Frankie, here. Sorry I'm late. I'm snowbound today. The dog is home from daycare, and I'm working on my class material for next week, while taking breaks by thinking about my 1939 historical novel (that is a slow-boil thriller).
I can't decide where and with which character to begin. The problem is I have two POV characters. I started out thinking that Jacob, my sleeping car porter, would be the first character to appear "on stage" and that would be on Easter Sunday 1939 when he attends Marian Anderson's concert at the Lincoln Memorial. But then Ophelia, the other POV character, came into focus. Her story begins in December 1938 and continues in February 1939 when she arrives in NYC on the same evening that the Nazis were holding a rally at Madison Square Garden. Yes, the rally really happened:
https://www.npr.org/sections/codeswitch/2019/02/20/695941323/when-nazis-took-manhattan
One of the selling points for this book is all of the noteworthy events that happened in 1939. Logically, I should go through that year in chronological order, avoiding flashbacks. But although the events are told from the POV of both characters, Jacob is the character who will be engaged in the battle of wits with Cullen, the antagonist.
I'm trying to move forward and just get the first draft done so that I can go back and revise, but I keep circling back to think about how it begins. (I won't even get into the 2020 option involving the time capsule from 1939. If I used that it would be a prologue and I would still have to decide between the Ophelia and Jacob options). A second possibility for Jacob is the later action scene, when he encounters a woman in the hotel hallway after the bell boy he has come to see goes off the roof. But that isn't a legitimate prologue. It happens in May and he would have to have a flashback to the concert in April.
In the second Ophelia chapter, I've skipped ahead to February 1939, and she is leaving town on a train headed for NYC. Her husband is dead. I could call the two Ophelia chapters a prologue. Then pick up with Jacob on Easter Sunday 1939. That's where I introduce Cullen. .

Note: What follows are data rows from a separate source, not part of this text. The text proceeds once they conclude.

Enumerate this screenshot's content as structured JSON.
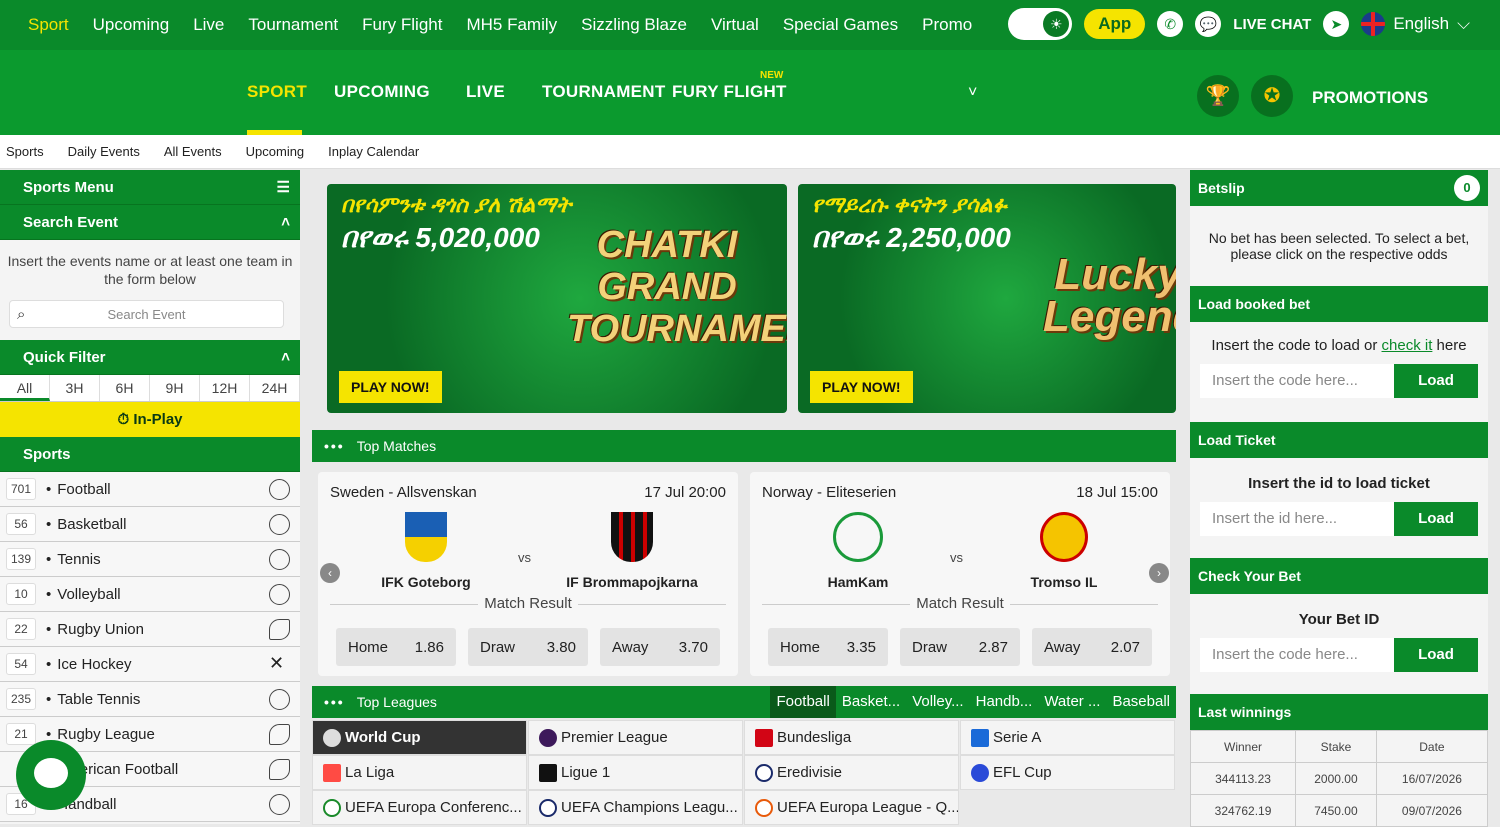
{
  "topnav": {
    "items": [
      "Sport",
      "Upcoming",
      "Live",
      "Tournament",
      "Fury Flight",
      "MH5 Family",
      "Sizzling Blaze",
      "Virtual",
      "Special Games",
      "Promo"
    ],
    "app_label": "App",
    "live_chat": "LIVE CHAT",
    "language": "English"
  },
  "mainnav": {
    "items": [
      "SPORT",
      "UPCOMING",
      "LIVE",
      "TOURNAMENT",
      "FURY FLIGHT"
    ],
    "new_tag": "NEW",
    "promotions": "PROMOTIONS"
  },
  "subnav": [
    "Sports",
    "Daily Events",
    "All Events",
    "Upcoming",
    "Inplay Calendar"
  ],
  "left": {
    "sports_menu": "Sports Menu",
    "search_event": "Search Event",
    "search_hint": "Insert the events name or at least one team in the form below",
    "search_placeholder": "Search Event",
    "quick_filter": "Quick Filter",
    "time_filters": [
      "All",
      "3H",
      "6H",
      "9H",
      "12H",
      "24H"
    ],
    "inplay": "In-Play",
    "sports_title": "Sports",
    "sports": [
      {
        "count": "701",
        "name": "Football"
      },
      {
        "count": "56",
        "name": "Basketball"
      },
      {
        "count": "139",
        "name": "Tennis"
      },
      {
        "count": "10",
        "name": "Volleyball"
      },
      {
        "count": "22",
        "name": "Rugby Union"
      },
      {
        "count": "54",
        "name": "Ice Hockey"
      },
      {
        "count": "235",
        "name": "Table Tennis"
      },
      {
        "count": "21",
        "name": "Rugby League"
      },
      {
        "count": "",
        "name": "American Football"
      },
      {
        "count": "16",
        "name": "Handball"
      }
    ]
  },
  "banners": [
    {
      "amharic": "በየሳምንቱ ዳጎስ ያለ ሽልማት",
      "amount": "በየወሩ 5,020,000",
      "logo": "CHATKI GRAND TOURNAMENT",
      "cta": "PLAY NOW!"
    },
    {
      "amharic": "የማይረሱ ቀናትን ያሳልፉ",
      "amount": "በየወሩ 2,250,000",
      "logo": "Lucky Legends",
      "cta": "PLAY NOW!"
    }
  ],
  "top_matches": {
    "title": "Top Matches",
    "matches": [
      {
        "league": "Sweden - Allsvenskan",
        "date": "17 Jul 20:00",
        "home": "IFK Goteborg",
        "away": "IF Brommapojkarna",
        "market": "Match Result",
        "odds": [
          {
            "label": "Home",
            "value": "1.86"
          },
          {
            "label": "Draw",
            "value": "3.80"
          },
          {
            "label": "Away",
            "value": "3.70"
          }
        ]
      },
      {
        "league": "Norway - Eliteserien",
        "date": "18 Jul 15:00",
        "home": "HamKam",
        "away": "Tromso IL",
        "market": "Match Result",
        "odds": [
          {
            "label": "Home",
            "value": "3.35"
          },
          {
            "label": "Draw",
            "value": "2.87"
          },
          {
            "label": "Away",
            "value": "2.07"
          }
        ]
      }
    ],
    "vs": "vs"
  },
  "top_leagues": {
    "title": "Top Leagues",
    "tabs": [
      "Football",
      "Basket...",
      "Volley...",
      "Handb...",
      "Water ...",
      "Baseball"
    ],
    "leagues": [
      "World Cup",
      "Premier League",
      "Bundesliga",
      "Serie A",
      "La Liga",
      "Ligue 1",
      "Eredivisie",
      "EFL Cup",
      "UEFA Europa Conferenc...",
      "UEFA Champions Leagu...",
      "UEFA Europa League - Q..."
    ]
  },
  "right": {
    "betslip": "Betslip",
    "betslip_count": "0",
    "no_bet": "No bet has been selected. To select a bet, please click on the respective odds",
    "load_booked": "Load booked bet",
    "load_text_pre": "Insert the code to load or",
    "load_text_link": "check it",
    "load_text_post": "here",
    "code_placeholder": "Insert the code here...",
    "load_btn": "Load",
    "load_ticket": "Load Ticket",
    "ticket_text": "Insert the id to load ticket",
    "id_placeholder": "Insert the id here...",
    "check_bet": "Check Your Bet",
    "bet_id_label": "Your Bet ID",
    "last_winnings": "Last winnings",
    "win_headers": [
      "Winner",
      "Stake",
      "Date"
    ],
    "win_rows": [
      [
        "344113.23",
        "2000.00",
        "16/07/2026"
      ],
      [
        "324762.19",
        "7450.00",
        "09/07/2026"
      ]
    ]
  }
}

If I begin with Jacob, Ophelia won't appear on stage until well into the book, in May or June. And I'll need to work in flashbacks to get in the Dec. 1938 and February 1939 scenes. That means I'll be looping back rather than move all of the characters forward but when she arrives in NYC, Ophelia accepts a ride with a woman she meets in the train station and her male friend.
Here is the first (really rough) page of each version. Thoughts?
Chapter 1
Gallagher,
Virginia
December
28, 1938
Ophelia
Scott
He shoved back his chair, scrapping it across the floor.
Ophelia came upright
leaving the broken plate where it was. She caught her breath at the pain from
her bruised ribs.
He lurched at her.
“Boo!”
She jumped back, and
he chortled.
“Scare you? Yeah, you’re better get back from me before I
give you a reason. All this time, and you still can’t even cook a pork chop.”
“I do my best,” she
said.
“Your best, Miss
Teacher? Your best ain’t worth dilly squat.” He rubbed his hand across his upper
lip where there was a trace of sweat. “How much wood did you put in that stove?
It’s hot in here.”
“You’re hot because
you were drinking,” she said.
“Have to drink to
eat your cooking,” he said. “I gonna go see a woman that knows how to take care
of her man.”
“Go then.” She glanced
at his left hand, at the fingers flexing to loosen the taut muscles under the
burn scars. When he had been courting her, she would hold his hand and rub it. “Go
on. She’s welcome to you.”
Or:
Chapter 1
Washington, D.C.
Sunday, April 9, 1939
Jacob Baldwin
Some lies are easy to believe, especially when people need to believe them. Jacob thought about that later. That Sunday afternoon all he had on his mind was getting his work done.
As soon as he had finished his count of the sheets and
blankets and his paperwork, he spoke to the conductor. Then he changed out of
his uniform and almost ran out of the station.
He was hoping to get there in time to get a place up front.
The best he could do was half-way. But it was close enough
to see.
He tugged up the collar of his coat against the brisk wind
coming off the river and looked around.
His daddy, a country preacher, was down home in Marietta,
Georgia. But he could hear his voice in his ear like he was standing there
beside him.
“Good day in the morning, Lord,” his daddy would be saying.
“Good day in the morning.”
The sun was peeping from behind the clouds. And all these
people had gathered to hear a Negro woman sing. Negro and white, rich and poor,
up there in the seats for the mayor and senators and other important people or
crowded together on either side of the Reflecting Pool and stretching back at
least another three quarters of a mile. Thousands of people.